Thanks for the interesting discussion. Yes, the fog of time affects us all.

Funny you mention caption buttons (min/max/close/etc.) and menus and such. I meant to add a "Fun fact #2" in my first comment. So here we go...

In traditional Windows applications, none of those are child windows (or child controls, same thing). They are all part of the "non-client area". You may recall there being a whole series of WM_NC... messages like WM_NCMOUSEMOVE and WM_NCPAINT, with the same names as your usual messages except for the NC prefix. Your WndProc would receive all of these messages, but generally would just pass them along to DefWindowProc which handled this "non-client" activity.

Now here is the fun fact. OS/2 Presentation Manager took a different and cleaner approach. It removed the "non-client area" concept entirely, along with all those messages. Instead, all of those window doo-dads were child windows. The minimize button was a child window.
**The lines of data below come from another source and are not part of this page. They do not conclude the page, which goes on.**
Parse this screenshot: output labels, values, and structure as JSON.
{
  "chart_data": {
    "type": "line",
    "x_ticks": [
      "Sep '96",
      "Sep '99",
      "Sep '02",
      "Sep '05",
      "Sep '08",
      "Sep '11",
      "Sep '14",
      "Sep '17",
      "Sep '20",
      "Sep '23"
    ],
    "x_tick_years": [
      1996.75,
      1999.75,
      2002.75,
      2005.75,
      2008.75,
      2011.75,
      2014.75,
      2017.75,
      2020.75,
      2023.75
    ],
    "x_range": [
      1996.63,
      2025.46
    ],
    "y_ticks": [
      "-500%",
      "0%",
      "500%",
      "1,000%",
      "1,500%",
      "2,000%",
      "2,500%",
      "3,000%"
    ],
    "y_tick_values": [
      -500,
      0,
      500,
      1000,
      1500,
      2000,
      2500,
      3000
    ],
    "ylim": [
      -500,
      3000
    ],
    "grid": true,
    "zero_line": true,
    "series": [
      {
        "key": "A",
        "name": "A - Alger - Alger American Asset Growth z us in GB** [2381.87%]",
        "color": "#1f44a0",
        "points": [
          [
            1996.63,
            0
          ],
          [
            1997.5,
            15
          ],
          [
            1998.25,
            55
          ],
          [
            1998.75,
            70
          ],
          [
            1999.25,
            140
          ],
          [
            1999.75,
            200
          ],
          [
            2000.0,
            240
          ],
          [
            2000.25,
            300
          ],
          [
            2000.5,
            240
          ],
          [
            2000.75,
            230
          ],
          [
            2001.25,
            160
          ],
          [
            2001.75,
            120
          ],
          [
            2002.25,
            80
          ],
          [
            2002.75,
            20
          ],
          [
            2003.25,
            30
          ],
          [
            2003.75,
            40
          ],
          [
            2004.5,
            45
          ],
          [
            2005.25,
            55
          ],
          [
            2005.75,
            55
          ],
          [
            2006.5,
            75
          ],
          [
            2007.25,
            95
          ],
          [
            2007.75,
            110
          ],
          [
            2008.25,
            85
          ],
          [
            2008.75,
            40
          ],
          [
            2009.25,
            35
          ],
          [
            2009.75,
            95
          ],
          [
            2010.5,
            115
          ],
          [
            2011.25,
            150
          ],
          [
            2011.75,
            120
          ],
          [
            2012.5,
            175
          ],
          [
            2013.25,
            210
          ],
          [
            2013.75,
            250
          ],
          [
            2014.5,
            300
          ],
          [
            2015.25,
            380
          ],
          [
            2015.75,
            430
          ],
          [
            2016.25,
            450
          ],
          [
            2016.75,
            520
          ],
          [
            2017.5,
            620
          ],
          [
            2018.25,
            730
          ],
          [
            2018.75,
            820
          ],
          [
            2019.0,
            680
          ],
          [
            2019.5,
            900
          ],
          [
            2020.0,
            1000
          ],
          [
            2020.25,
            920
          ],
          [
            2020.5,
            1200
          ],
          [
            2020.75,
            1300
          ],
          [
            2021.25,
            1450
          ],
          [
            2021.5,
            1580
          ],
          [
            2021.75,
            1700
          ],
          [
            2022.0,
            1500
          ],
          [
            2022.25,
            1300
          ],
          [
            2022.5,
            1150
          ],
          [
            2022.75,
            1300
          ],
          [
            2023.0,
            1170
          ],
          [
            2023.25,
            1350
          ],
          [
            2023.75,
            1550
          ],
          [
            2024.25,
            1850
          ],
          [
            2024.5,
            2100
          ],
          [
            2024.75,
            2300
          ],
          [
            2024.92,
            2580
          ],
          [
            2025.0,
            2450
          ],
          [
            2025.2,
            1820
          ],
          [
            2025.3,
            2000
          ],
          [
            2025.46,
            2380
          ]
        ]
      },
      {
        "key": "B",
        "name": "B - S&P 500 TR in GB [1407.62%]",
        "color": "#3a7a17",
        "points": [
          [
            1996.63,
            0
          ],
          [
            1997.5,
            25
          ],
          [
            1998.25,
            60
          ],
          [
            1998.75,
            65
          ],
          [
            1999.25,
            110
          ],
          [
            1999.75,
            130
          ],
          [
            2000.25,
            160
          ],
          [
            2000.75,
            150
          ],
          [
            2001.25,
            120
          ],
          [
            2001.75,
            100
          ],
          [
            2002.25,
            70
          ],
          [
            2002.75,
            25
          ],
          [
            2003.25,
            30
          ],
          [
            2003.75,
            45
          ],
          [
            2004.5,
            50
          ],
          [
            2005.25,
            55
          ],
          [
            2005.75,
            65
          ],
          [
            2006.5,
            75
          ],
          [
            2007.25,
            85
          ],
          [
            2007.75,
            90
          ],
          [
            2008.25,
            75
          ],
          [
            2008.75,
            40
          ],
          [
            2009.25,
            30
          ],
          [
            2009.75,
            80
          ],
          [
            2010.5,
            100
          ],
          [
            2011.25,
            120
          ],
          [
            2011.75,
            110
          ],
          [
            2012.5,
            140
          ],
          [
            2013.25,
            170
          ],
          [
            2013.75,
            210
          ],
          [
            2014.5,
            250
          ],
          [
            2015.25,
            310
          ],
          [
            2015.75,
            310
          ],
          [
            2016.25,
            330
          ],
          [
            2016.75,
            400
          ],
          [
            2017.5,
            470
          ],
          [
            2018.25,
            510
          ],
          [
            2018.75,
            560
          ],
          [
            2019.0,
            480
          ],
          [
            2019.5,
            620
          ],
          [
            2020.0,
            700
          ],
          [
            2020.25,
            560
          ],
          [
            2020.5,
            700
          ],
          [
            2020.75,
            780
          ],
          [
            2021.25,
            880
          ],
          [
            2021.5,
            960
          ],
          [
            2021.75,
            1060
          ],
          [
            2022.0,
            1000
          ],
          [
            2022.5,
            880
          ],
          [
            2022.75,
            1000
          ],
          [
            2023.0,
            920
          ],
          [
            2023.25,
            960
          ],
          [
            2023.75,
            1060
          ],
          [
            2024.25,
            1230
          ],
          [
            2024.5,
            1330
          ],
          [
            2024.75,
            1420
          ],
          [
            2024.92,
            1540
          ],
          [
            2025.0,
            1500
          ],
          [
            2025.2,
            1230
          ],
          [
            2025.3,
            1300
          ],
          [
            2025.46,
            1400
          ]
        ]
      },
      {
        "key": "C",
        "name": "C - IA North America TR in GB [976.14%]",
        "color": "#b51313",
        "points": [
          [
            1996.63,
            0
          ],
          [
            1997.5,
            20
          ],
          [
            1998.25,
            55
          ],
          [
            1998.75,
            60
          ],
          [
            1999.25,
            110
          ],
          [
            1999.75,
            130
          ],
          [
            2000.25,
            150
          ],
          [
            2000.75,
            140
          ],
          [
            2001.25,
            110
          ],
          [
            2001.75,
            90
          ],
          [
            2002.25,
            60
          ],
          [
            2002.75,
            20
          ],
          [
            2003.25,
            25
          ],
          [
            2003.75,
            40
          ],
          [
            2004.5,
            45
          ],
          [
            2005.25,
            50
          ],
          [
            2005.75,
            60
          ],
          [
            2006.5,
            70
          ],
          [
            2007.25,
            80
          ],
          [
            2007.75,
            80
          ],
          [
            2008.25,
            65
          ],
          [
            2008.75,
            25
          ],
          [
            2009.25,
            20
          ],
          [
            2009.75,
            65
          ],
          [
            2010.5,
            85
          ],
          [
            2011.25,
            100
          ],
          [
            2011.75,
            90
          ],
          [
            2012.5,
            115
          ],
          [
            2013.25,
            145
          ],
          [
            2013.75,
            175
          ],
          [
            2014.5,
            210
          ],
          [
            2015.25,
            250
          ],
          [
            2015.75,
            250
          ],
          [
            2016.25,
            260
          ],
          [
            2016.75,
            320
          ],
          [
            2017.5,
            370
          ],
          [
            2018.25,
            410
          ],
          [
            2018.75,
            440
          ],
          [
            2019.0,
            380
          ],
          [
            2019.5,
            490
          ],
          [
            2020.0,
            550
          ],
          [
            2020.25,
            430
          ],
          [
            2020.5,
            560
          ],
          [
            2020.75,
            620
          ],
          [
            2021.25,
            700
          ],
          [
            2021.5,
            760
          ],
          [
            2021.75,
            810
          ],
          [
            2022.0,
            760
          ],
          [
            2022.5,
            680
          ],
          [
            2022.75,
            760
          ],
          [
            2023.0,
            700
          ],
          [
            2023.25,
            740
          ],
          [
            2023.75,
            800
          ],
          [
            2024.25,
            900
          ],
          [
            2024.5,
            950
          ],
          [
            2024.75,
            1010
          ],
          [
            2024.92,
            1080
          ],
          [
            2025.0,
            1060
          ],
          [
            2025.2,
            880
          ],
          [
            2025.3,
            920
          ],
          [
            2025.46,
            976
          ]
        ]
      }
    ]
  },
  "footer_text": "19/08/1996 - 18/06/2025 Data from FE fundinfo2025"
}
Your "client area" was a child window. And so on. It was all child windows.

On this point:

> implementing behaviors that seem like their own child controls, but which are actually parts of the MDI child's own geometry, to reduce the number of event loops that need to be pumped.

To be clear, a typical application had only one event loop. It was your classic GetMessage/TranslateMessage/DispatchMessage loop. DispatchMessage would pass the message off to whatever WndProc it should be directed to.